Hal ini merespons tuntutan aksi unjuk rasa para sopir armada yang tergabung dalam mitra JakLingko. Mereka mengeluhkan adanya satu operator mitra yang menjadi anak emas karena mendapat penyerapan jumlah armada paling banyak untuk beroperasi.

"Tidak (ada anak emas). Tentu jika kita melihat proporsionalnya, bahkan ada yang 90 sekian persen realisasinya, ada 75 persen, ada 65 persen," tegas Syafrin di Balai Kota DKI Jakarta, Selasa, 30 Juli.

"Jadi, jika melihat itu, sebenarnya rekan-rekan Transjakarta sudah cukup proporsional," lanjut dia.

Namun, Syafrin mengaku tetap menerima aspirasi dari para sopir Mikrotrans untuk menjamin pemerataan pembagian kuota pengadaan armada yang tergabung dalam JakLingko.

"Dengan penetapan jumlah alokasi terhadap seluruh operator, itu akan dilaksanakan dengan secara proporsional oleh teman-teman Transjakarta termasuk di dalamnya juga perhitungan rupiah per kilometernya," ujar Syafrin.

Syafrin juga akan menindaklanjuti tuntutan mengenai peninjauan bersama untuk menyepakati nominal pembayaran rupiah per kilometer armada yang beroperasi mengangkut penumpang.

"Terkait dengan perhitungan rupiah per kilometer, itu harus berdasarkan kesepakatan bersama tentu di dalamnya ada perhitungan yang cermat termasuk kesepakatan terhadap parameter-parameter atau variabel-variabel yang menjadi pembentuk dari rupiah per kilometer yang nantinya akan ditetapkan," papar dia.
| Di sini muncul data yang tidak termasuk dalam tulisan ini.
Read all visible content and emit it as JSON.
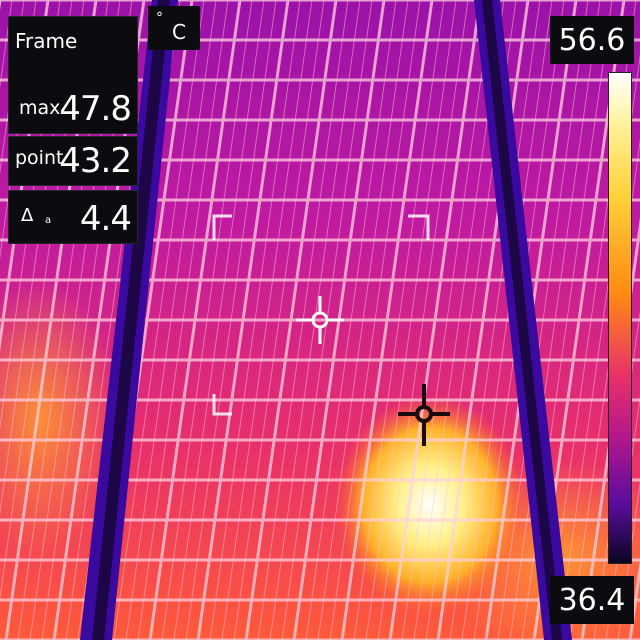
{
  "readouts": {
    "frame_title": "Frame",
    "max_label": "max",
    "max_value": "47.8",
    "point_label": "point",
    "point_value": "43.2",
    "delta_label": "Δ",
    "delta_sub": "a",
    "delta_value": "4.4"
  },
  "unit": {
    "degree": "°",
    "letter": "C"
  },
  "scale": {
    "max": "56.6",
    "min": "36.4"
  },
  "colors": {
    "hot": "#ffffff",
    "warm": "#ff8a12",
    "mid": "#e8306a",
    "cool": "#5a0c9c",
    "frame": "#3a0aa0"
  },
  "icons": [
    "crosshair-icon",
    "hotspot-crosshair-icon",
    "roi-corner-icon"
  ]
}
Demonstrasi sopir armada yang tergabung dalam mitra JakLingko/FOTO: Diah Ayu-VOI

Hari ini, ratusan sopir Mikrotrans menggelar aksi unjuk rasa di Balai Kota DKI Jakarta. Mereka juga membawa armada-armada yang diparkir di sepanjang Jalan Medan Merdeka Selatan. Kemacetan pun tak terhindarkan.

Para sopir Mikrotrans berdemo dengan sejumlah tuntutan. Salah satunya mengeluhkan pembagian kuota pengadaan Mikrotrans sebagai pengganti armada reguler seperti Metromini dan angkot untuk para operator yang sudah bermitra.

Para sopir ini menilai ada diskriminasi dari PT Transjakarta dalam kebijakan JakLingko. Dari 11 operator mitra, terdapat 1 operator yang dianakemaskan oleh Transjakarta karena mendapat kuota penyerapan armada paling banyak dibanding yang lainnya.

Kemudian, sopir Mikrotrans ini juga menuntut Transjakarta menyetujui pembayaran rupiah per kilometer armada yang mereka ajukan. Sebab, mereka dituntut untuk mengoperasikan armadannya dengan target 100 kilometer per hari dengan 28 hari kerja dalam satu bulan.